An annual or a once-every-few-years trip to Greece is a non-negotiable for many Greek Australians, and according to data captured by the Greek Ministry of Tourism most Aussie travellers boarding the 17+ hour flight to Greece between June 2021 and April 2022, were not repeat travellers but rather first-timers to the country.

The study results released by the Ministry’s Directorate for Research this month were based on responses received through the VisitGreece application.

Separately, a qualitative research project aimed at recording “the travel profile of the members of the Greek-Australian community, a market loyal to Greece”.

This undertaking was based on online interviews with a total of six “key informants and representatives of the organizations of the Greek diaspora in Australia to form a general picture of the characteristics of the Australian diaspora tourism market*”.

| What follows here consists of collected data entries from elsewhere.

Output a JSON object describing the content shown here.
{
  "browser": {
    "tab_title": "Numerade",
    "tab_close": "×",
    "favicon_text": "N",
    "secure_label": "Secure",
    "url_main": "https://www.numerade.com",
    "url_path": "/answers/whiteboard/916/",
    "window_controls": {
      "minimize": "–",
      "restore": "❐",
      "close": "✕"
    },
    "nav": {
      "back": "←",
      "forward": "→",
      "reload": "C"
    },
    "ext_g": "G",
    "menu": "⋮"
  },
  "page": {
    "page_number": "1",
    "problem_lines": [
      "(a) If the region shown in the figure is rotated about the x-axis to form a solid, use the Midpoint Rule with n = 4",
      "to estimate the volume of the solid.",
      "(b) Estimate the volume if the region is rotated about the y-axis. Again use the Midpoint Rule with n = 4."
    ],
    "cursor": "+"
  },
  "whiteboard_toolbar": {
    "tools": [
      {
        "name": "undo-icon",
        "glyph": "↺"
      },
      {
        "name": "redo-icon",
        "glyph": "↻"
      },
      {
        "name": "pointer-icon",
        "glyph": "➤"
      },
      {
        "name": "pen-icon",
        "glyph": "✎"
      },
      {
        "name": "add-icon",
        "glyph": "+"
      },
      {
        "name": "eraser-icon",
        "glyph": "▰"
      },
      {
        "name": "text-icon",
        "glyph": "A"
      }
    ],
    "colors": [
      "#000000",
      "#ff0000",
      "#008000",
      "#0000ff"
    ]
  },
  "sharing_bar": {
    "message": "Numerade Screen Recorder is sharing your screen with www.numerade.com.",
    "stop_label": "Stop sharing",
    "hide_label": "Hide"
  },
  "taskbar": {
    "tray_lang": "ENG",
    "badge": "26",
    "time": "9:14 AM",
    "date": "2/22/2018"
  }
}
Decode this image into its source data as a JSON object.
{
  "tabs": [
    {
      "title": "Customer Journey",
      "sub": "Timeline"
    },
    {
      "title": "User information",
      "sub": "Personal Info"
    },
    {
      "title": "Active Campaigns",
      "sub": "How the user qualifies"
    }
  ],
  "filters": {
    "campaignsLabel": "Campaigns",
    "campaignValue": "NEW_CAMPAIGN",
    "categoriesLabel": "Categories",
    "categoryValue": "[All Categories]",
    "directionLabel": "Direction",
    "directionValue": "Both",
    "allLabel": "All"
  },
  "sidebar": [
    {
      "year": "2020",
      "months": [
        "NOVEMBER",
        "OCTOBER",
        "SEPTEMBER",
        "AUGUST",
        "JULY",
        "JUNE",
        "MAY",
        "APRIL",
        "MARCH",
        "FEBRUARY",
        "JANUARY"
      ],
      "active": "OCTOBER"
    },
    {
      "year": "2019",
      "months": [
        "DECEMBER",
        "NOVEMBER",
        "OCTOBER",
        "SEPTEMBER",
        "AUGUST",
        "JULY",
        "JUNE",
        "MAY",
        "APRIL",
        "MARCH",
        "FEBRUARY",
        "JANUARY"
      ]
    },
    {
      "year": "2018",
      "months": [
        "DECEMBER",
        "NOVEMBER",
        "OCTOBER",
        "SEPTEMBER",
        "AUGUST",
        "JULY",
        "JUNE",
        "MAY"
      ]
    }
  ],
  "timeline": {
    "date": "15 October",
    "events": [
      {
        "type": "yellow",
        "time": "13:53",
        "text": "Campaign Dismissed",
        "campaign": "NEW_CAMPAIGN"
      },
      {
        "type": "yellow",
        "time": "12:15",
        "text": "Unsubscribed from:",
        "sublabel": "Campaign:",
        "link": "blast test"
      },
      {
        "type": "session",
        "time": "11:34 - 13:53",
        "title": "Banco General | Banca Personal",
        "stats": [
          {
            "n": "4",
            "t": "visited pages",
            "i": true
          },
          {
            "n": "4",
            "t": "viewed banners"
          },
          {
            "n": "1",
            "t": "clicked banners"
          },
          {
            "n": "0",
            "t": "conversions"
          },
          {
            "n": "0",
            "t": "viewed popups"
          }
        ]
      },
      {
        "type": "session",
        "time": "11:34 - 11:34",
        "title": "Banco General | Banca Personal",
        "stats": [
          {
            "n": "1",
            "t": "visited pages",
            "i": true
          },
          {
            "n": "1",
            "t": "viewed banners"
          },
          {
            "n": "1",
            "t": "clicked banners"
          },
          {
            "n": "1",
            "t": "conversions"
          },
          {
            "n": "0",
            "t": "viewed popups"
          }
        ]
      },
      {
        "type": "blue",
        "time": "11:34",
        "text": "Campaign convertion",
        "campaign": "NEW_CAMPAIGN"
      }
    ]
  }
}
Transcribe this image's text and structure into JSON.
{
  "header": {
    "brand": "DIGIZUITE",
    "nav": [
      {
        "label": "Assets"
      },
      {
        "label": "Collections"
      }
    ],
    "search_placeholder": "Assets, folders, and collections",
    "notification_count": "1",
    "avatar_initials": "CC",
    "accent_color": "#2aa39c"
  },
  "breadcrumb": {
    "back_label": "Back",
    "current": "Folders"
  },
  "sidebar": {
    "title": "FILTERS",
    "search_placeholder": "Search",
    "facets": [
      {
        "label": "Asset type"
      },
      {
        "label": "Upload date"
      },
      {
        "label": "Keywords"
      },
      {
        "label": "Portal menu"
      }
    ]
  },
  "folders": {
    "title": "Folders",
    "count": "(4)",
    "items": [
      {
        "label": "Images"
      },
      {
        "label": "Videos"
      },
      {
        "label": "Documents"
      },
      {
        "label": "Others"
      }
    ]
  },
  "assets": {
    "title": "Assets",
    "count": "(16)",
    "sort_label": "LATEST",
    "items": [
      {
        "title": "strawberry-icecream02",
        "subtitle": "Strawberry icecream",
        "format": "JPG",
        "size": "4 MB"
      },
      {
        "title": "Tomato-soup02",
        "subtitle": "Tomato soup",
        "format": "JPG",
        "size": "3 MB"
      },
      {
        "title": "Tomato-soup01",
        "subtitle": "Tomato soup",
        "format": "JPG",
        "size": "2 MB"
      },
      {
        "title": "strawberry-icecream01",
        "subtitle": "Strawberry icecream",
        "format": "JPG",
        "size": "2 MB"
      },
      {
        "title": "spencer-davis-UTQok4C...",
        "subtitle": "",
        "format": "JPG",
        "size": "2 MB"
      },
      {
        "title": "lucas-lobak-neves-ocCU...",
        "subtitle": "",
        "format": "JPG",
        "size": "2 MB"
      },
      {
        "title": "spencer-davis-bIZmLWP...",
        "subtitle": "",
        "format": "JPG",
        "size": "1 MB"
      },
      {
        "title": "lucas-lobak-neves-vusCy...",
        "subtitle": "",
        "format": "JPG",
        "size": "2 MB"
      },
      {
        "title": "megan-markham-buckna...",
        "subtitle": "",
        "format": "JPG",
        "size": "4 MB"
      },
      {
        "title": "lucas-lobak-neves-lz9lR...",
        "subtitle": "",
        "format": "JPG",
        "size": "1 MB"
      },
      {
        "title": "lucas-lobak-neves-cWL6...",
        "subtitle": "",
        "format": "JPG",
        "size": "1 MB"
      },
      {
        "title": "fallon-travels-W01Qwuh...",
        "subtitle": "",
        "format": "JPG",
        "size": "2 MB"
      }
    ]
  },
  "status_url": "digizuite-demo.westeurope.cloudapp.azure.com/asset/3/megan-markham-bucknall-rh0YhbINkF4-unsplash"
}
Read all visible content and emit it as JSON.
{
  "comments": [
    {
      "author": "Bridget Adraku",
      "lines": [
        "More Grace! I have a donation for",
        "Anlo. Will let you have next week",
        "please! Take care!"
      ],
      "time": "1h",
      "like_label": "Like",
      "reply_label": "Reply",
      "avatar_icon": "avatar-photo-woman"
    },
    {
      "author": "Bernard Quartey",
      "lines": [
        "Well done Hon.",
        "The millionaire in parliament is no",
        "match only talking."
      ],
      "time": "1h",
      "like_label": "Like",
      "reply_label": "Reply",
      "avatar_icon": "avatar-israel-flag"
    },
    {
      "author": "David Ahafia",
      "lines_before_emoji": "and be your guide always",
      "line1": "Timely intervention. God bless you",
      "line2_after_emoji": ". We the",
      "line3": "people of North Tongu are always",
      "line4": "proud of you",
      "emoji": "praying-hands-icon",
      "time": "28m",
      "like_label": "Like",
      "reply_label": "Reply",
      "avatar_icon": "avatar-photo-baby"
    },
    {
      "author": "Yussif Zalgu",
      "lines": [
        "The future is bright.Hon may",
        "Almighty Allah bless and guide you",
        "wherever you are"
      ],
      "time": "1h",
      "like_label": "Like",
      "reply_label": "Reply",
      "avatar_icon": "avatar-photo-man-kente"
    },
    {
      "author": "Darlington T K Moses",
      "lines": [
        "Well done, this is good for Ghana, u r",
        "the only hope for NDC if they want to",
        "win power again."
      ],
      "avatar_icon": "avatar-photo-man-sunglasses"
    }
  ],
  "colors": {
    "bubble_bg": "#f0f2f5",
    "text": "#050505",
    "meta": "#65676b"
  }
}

Research based on the VisitGreece application responses

The research project based on visitor profiles from the VisitGreece application was informed by a questionnaire available for completion by app users.

During the period between 1/6/2021 and 4/4/2022 when the questionnaire was available, it was completed by 874,434 users, with a total of 1,251 being residents of Australia.

Was it their first time travelling to Greece?

For 76.7 per cent of respondents, yes, with only 23.3 per cent stating they had visited the country before.

Most answered they were travelling “for leisure” (58.5 per cent), with those travelling to see friends and relatives accounting for no more than 32.8 per cent of respondents, while business was the third most quoted reason for travel.

Just over 30 per cent of respondents stayed with friends and relatives, with paid accommodation options combined (suites and villas, hotels, rooms to let, mansions, camping sites) amounting to a total of 39 per cent.

The questionnaire also recorded the most popular activities for travelers in Greece, with gastronomy and Greek culture topping the list at 42.7 per cent and 41.7 per cent respectively. Other preferred activities included exploring nature, spa/wellness, yachting, clubbing and diving.

Qualitative research on the Greek Australian expatriate travel profile

Insights and conclusions published in the report draw on six key factors informing the travel behaviours of Greek Australians.

On the average duration of travel they note: “Due to the long distance and cost, Greek-Australian visitors stay for a considerable period of time in the country, e.g. for one month or between six and eight weeks.”

The report highlights “three main categories” of travellers with associated characteristics:

  •  Older first-generation immigrants who visit their place of origin in Greece as regularly as possible.
  •  Second generation Greek Australians who have a strong desire to visit Greece “despite their limited contact with the Greek language and culture”, but visit less frequently and maintain looser ties with Greece due to “no experiential connection with the place of origin.”

The report, drawing on key stakeholder interviews, states: “Their main motivation when visiting is to take a holiday and they choose popular tourist destinations such as Athens, Mykonos, Santorini, but also the Cyclades, the Ionian Islands and Crete and do not seem to wish to explore less popular destinations.”

  •  New immigrants who moved to Australia during the economic crisis years who visit Greece as often as possible to see friends and family.

“As their first destination they choose the one that connects them with Greece from a familial point of view and thus return to their own homes and holiday homes. Therefore, they do not behave as tourists when they are in Greece but as native Greeks,” the report states.

With regards to deterrents for Greek Australians visiting Greece, the report’s authors highlight the high cost of the flight as the main factor, with post-pandemic ticket price increases making the cost “prohibitive” for some.

“While 5 years ago tickets ranged from 1200 and 1300 euros per person, now they amount to 2200 euros per person, a price increase of around 30 per cent.”

The long duration of the journey from Australia to Greece is also among deterrents identified, as well as differences in seasons between the two countries, competition within the overseas tourism market with South-East Asian destinations, and the lack of concerted effort to attract a specifically Greek Australian clientele.

*A footnote included in the report relating to the qualitative study states: “During the primary research it was found that it would be useful to carry out a quantitative survey for the detailed recording of their travel preferences, which the Directorate of Research is planning for the next period.”